Because Valtellini trained under Minhas, a coach who had experienced the Japanese circuit when K-1 was in its heyday, he feels he has benefited by being trained in a kickboxing-oriented style from the outset.

“He was able to train with and study some of the top kickboxing coaches of the time and he has so much experience, he has so much still to teach me. He is always feeding me knowledge and even after nine years I am still learning so much in the gym,” he says.

“And so when people were like, ‘How can you fight Murat Direkci when he has over ninety fights and you have eight?’, a lot of it comes down to my coach building this experience into our training. I don’t need that ring experience, he is bringing that into our training from day one. 

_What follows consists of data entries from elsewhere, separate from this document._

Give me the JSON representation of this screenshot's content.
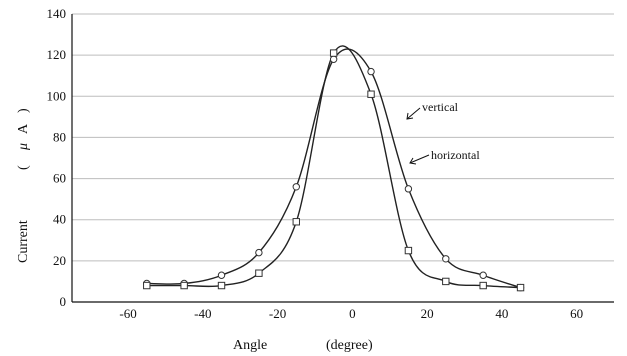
{
  "chart_data": {
    "type": "line",
    "title": "",
    "xlabel": "Angle (degree)",
    "xlabel_parts": [
      "Angle",
      "(degree)"
    ],
    "ylabel": "Current (μA)",
    "ylabel_parts": [
      "Current",
      "(",
      "μ",
      "A",
      ")"
    ],
    "xlim": [
      -75,
      70
    ],
    "ylim": [
      0,
      140
    ],
    "xticks": [
      -60,
      -40,
      -20,
      0,
      20,
      40,
      60
    ],
    "xtick_labels": [
      "-60",
      "-40",
      "-20",
      "0",
      "20",
      "40",
      "60"
    ],
    "yticks": [
      0,
      20,
      40,
      60,
      80,
      100,
      120,
      140
    ],
    "ytick_labels": [
      "0",
      "20",
      "40",
      "60",
      "80",
      "100",
      "120",
      "140"
    ],
    "grid": "horizontal",
    "legend": "none",
    "series": [
      {
        "name": "vertical",
        "marker": "circle",
        "color": "#222222",
        "points": [
          {
            "x": -55,
            "y": 9
          },
          {
            "x": -45,
            "y": 9
          },
          {
            "x": -35,
            "y": 13
          },
          {
            "x": -25,
            "y": 24
          },
          {
            "x": -15,
            "y": 56
          },
          {
            "x": -5,
            "y": 118
          },
          {
            "x": 5,
            "y": 112
          },
          {
            "x": 15,
            "y": 55
          },
          {
            "x": 25,
            "y": 21
          },
          {
            "x": 35,
            "y": 13
          },
          {
            "x": 45,
            "y": 7
          }
        ]
      },
      {
        "name": "horizontal",
        "marker": "square",
        "color": "#222222",
        "points": [
          {
            "x": -55,
            "y": 8
          },
          {
            "x": -45,
            "y": 8
          },
          {
            "x": -35,
            "y": 8
          },
          {
            "x": -25,
            "y": 14
          },
          {
            "x": -15,
            "y": 39
          },
          {
            "x": -5,
            "y": 121
          },
          {
            "x": 5,
            "y": 101
          },
          {
            "x": 15,
            "y": 25
          },
          {
            "x": 25,
            "y": 10
          },
          {
            "x": 35,
            "y": 8
          },
          {
            "x": 45,
            "y": 7
          }
        ]
      }
    ],
    "annotations": [
      {
        "text": "vertical",
        "series": "vertical",
        "points_at": {
          "x": 9,
          "y": 87
        }
      },
      {
        "text": "horizontal",
        "series": "horizontal",
        "points_at": {
          "x": 10,
          "y": 67
        }
      }
    ]
  }
}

“Another thing I do which I think some of these other fighters aren’t doing is, I take a well-rounded approach to my training. I still work full time so it’s a case of training smarter rather than overdoing it. I do strength and conditioning work with Costa Kladianos in Toronto, he makes sure I’m the stronger guy in the fight. I think those two things together really make a big difference.”

‘Physical Education’ is the nature of Valtellini’s full-time job. He works at a special-needs school and has been able to work some kickboxing in the program. 

“Its very good for them; a lot of these kids have a lot of frustration and a lot of anger management issues which kickboxing helps them release. I can relate to that; I had a lot of the same issues when I was a kid,” he explains.

“I couldn’t stand to lose at anything and I got frustrated easily. I was always arguing with my siblings. I think kickboxing and martial arts really helped me with that and I think its important that I try and give something back in the same way, by sharing it with other kids who can benefit from it.”

Valtellini’s pupils and fellow teachers follow his fight career closely. Much of it has been spent in New York, a one-hour drive away. On June 22, Valtellini will make his return to New York at last, this time as part of the big show he always dreamed of fighting on.

“Its like a second home to me. The people who will turn up to support me at GLORY 9 will be the same people who first turned out to support me back when I was starting out and it means a lot to me to be able to fight on a big show like this in front of them. Its extra-special for me,” he says.

“North America never offered the opportunity to fight in kickboxing at this level so I’m really excited about GLORY. I think that it has huge potential in the US market. There are a lot of fight fans over here and once they are exposed to it on TV and they start to understand what it is, its really going to take off. 

“Lots and lots of people have told me that when they’ve watched a kickboxing show for the first time they have found it much more exciting than MMA. So I think people are really going to get into it.”

New York native Francois Ambang, winner of the recent Road to Glory tournament in New York, will be the evening’s opponent. Valtellini is confident of a good fight and another win. He isn’t overlooking Ambang, but he wants the rest of the lightweight division to know he is coming.

“Ambang looks good, I watched him in Road to Glory and my coach has watched a few of his other fights. He is a dangerous opponent for sure. I think his style kind of plays into mine well and I think we are going to have a really good hard fight. I am excited for sure. 

“After that? Well, they have me at number eight in the GLORY world rankings and I want to be world number one, so there’s seven names between me and that top spot right now. I want that number one spot - and I will do whatever it takes to get it.”